The teriyaki glaze is already made, and the short ribs are thawed, so in spite of the fact that the fridge now contains leftover empanada filling, some extra ground pork that I didn't use in the potstickers, a few dozen ready-to-cook potstickers (if they aren't already past saving), and most of a 10-lb. ham, I also have to cook the short ribs. If I don't cook them tonight, I won't get to them until Wednesday, because tomorrow night I am booked into a hot new restaurant to do a review. So. The ribs are on the stove, bubbling away; then I will have empanada filling, ground pork, potstickers, ham AND braised Asian shortribs to choose from. I hate wasting food. I hope I can find a pork/beef-loving person (or people) to help me out...

Planning ahead seemed like a good idea, until a ham got tossed into the mix. I guess I should enjoy the fact that I probably won't need to cook anything for any meal for the remainder of the week. I can rest up for my catering event next Saturday. And maybe catch up on Christmas baking...and, do my dishes.

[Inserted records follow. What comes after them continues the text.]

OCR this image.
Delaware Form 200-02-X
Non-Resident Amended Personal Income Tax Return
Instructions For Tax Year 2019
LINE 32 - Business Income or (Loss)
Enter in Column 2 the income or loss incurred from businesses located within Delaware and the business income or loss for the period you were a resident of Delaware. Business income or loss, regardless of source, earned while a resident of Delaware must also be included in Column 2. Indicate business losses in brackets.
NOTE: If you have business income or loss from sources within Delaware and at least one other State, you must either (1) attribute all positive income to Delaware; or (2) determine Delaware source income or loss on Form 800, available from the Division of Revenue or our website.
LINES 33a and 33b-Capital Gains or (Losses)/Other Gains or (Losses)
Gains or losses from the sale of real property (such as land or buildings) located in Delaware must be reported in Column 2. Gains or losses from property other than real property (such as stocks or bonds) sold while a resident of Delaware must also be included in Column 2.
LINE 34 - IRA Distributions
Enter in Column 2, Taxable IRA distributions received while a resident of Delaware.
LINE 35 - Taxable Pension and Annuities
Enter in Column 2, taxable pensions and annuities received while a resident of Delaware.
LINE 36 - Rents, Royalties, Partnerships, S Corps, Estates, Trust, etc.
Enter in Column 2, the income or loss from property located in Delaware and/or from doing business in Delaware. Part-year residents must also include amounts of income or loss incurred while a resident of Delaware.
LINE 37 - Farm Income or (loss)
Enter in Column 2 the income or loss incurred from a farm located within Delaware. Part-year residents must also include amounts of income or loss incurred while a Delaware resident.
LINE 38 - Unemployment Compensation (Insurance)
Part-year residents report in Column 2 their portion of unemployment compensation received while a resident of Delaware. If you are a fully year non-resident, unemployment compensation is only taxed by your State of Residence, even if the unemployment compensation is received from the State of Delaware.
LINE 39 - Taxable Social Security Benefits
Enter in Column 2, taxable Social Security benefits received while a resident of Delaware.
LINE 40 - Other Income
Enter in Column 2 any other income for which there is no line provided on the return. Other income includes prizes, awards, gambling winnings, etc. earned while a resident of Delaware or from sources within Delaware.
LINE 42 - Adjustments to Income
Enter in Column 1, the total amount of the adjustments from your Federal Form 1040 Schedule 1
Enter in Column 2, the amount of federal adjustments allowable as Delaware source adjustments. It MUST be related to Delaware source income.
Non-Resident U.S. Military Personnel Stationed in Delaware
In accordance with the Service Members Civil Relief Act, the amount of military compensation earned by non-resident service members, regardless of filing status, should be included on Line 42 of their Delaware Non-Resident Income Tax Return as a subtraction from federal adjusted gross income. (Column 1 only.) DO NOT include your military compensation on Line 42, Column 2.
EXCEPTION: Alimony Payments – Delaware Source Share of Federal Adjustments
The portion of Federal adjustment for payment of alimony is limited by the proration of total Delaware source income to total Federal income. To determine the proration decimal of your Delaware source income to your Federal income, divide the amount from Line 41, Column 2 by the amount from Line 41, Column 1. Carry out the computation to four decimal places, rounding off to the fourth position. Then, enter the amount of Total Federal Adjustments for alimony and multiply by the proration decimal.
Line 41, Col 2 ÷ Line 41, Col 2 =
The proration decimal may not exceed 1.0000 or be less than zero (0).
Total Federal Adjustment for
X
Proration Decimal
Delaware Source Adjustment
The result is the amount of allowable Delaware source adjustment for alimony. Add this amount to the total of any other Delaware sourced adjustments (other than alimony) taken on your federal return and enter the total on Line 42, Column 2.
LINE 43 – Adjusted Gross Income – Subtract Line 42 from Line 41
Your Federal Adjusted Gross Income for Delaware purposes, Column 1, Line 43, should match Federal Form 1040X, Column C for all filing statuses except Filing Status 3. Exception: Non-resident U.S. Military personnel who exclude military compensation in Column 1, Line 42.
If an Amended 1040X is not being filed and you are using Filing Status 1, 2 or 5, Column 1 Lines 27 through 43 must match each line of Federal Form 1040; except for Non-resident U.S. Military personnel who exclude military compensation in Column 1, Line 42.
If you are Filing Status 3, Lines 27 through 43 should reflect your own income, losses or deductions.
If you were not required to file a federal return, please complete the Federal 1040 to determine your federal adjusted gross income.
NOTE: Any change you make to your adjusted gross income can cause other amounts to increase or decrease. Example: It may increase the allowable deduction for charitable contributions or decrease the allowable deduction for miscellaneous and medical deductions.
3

Saturday, December 10, 2011

Dumpling Madness

Today I made 100 beef empanadas, 100 blue cheese shortbreads, and then, in a fit of madness, decided to start on the pork potstickers that I plan to take to a girls' night tomorrow. Why I am making potstickers fast on the heels of 8 dozen empanadas, I have no idea. It's times like this that I realize why I felt a kinship with Julie Powell when I read Julie & Julia (the feeling ended when she imploded in her sequel, Cleaving).

My long suffering husband entertained the kids most of the day while I slept in, then started cooking, and kept on cooking right through to dinner-time (dinner was leftover picadillo filling from the empanadas, on top of pizza dough, topped with feta cheese). I remained cheerful, but I can't deny a touch of insanity, since it is past midnight and now I'm writing about food instead of going to sleep...

Saturday, December 3, 2011

Nuts: I Am What I Eat

I have been neglecting my blog posts while I scramble for sleep as Baby G cuts his last one-year molar, while also trying to coordinate plans for Christmas baking and gifting. I also picked up a catering gig for the 17th of December, which I'm looking forward to, but which also requires quite intensive planning in order to pull it off without a hitch. Hence, more thinking and list-making is going on, rather than blogging.

My meal plan was created on the fly this week, hence it wasn't much of a plan. I do have a couple of recipes to share though, which have nuts in common. As long as your children don't have nut allergies, and are past the risk of choking, nuts are an excellent, energy-dense, healthy fat-filled, and filling addition to a meal. The nuts were the most popular part of these two vegetarian meals this week:

Pineapple Tofu with Cashews, from Canadian Living
Spaghetti with Cauliflower, Green Olives and Almonds

The Spaghetti with Cauliflower, Green Olives and Almonds is a particular favourite of my husband and me, served with whole grain spaghetti. It is one of the few olive oil-based sauces that I find completely satisfying. Added Parmesan helps, too.

I will post again soon with the developments of both my catering gig and Christmas baking plans. First steps are in place—I purchased the Lee Valley Gingerbread Mold and gingerbread decorating ingredients today. I can't resist anything for the kitchen made from cast iron! Excited to use it.